Jetzt im Frühling suchen sie in Schwärmen unseren Kiez heim wie besonders
exotische Fische ein sehr altes Korallenriff: Globalisierungsnomaden, von
denen es zwei Varianten gibt bei uns im Viertel. Die erste Gruppe kommt aus
den USA, wie ich als Alteingesessener mit muränenhafter Griesgrämigkeit
feststellen musste. Womöglich hat sie der Golfstrom nach Berlin gespült. Es
herrscht auf den Straßen ein gar nicht babylonisches Geschnatter: "I was
like …", "She was like …" und "We were like …", gerade so, als wäre dies
East River und nicht der Landwehrkanal.
Man könnte hier inzwischen an jeder Ecke schon "hipster traps" aufstellen,
wie sie neuerdings in New York gesichtet werden: eine Packung American
Spirit, eine Idiotensonnenbrille aus grellbuntem Plastik, eine chinesische
Mittelformatkamera vom Typ Holga 120 S und eine Flasche Tannzäpfle, schön
arrangiert als Köder im rostigen Rachen einer aufgespannten Bärenfalle -
der Hipster würde einfach nicht widerstehen können und läge bald "SCHNAPP!"
in seinem Blute.
Erkennbar sind diese Hipster weniger an ihren Accessoires als vielmehr an
der sie umgebenden Blase aus leicht anblasierter Selbstsicherheit, deren
ideale Oberflächenspannung aus der Tatsache resultiert, dass diese Leute in
aller Regel nicht ihr eigenes Geld ausgeben - sondern das ihrer Eltern.
Manche noch nicht erlegten Exemplare tragen stürmische Frisuren wie aus der
Vogue, impotenzfördernde Enghosen, Menjou-Oberlippenbärte und onkelige
Hütchen.
Am Rande des Wochenmarktes am Maybachufer lässt sich beobachten, wie diese
"Jeunesse dorée" zweckfrei beisammensitzt und geckenhaft barfüßigen
Vollbartmusikanten lauscht, die polyrhythmisch ihre Bongos bearbeiten.
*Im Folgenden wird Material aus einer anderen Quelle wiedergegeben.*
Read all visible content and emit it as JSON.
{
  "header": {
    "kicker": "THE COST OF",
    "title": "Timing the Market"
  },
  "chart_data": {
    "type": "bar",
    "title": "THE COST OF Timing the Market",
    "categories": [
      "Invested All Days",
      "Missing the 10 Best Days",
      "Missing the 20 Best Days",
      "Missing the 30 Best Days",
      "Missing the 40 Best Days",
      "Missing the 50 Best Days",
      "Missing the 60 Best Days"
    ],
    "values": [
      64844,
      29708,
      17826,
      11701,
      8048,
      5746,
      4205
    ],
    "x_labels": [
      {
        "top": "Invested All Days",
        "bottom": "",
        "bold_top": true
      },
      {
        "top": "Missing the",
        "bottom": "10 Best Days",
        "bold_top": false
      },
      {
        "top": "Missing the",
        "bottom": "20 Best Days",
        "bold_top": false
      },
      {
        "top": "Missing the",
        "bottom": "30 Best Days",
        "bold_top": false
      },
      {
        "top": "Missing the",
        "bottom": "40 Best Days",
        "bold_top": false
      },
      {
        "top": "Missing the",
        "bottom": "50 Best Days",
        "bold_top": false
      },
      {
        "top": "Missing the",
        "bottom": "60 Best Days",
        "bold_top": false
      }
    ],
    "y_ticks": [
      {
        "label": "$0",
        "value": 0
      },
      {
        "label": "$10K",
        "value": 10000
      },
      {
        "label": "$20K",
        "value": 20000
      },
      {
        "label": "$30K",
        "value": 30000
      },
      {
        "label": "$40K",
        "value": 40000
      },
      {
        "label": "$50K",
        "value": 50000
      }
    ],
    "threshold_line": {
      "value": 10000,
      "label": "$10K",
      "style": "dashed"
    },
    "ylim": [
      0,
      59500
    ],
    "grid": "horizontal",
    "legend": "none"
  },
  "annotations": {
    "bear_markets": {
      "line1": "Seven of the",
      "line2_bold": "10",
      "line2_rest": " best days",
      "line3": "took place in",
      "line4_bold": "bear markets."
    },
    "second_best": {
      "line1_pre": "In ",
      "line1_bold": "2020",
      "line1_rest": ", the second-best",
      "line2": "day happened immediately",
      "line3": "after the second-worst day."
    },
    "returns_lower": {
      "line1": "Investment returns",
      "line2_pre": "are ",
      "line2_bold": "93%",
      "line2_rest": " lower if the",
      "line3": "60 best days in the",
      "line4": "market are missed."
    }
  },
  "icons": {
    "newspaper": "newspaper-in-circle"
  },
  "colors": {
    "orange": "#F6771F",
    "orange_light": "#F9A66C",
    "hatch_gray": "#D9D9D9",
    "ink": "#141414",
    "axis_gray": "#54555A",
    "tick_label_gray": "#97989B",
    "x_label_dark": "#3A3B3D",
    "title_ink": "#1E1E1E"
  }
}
Einmal legte ich einen Euro in den Onkelhut - und erntete einen sehr
gereizten Blick.
Nomaden der zweiten Gruppe und ganz anderen Schlags, das sind die Zigeuner
der Straßenkapelle, die auch jeden Frühling erneut durch die Straßen zieht.
Wahrscheinlich gibt es ebenso wenig "Zigeunermusik" wie es "Negermusik"
gibt. Nur kann ich vom Balkon aus nicht erkennen, ob es sich bei dem
Sextett dort unten nun um Roma, Sinti, Jenische, Kalderasch, Luri oder
Manusch handelt. Ihre Musik ist da auch keine Hilfe. Was sie auch spielen,
es klingt immer nach schläfrigen Los Lobos.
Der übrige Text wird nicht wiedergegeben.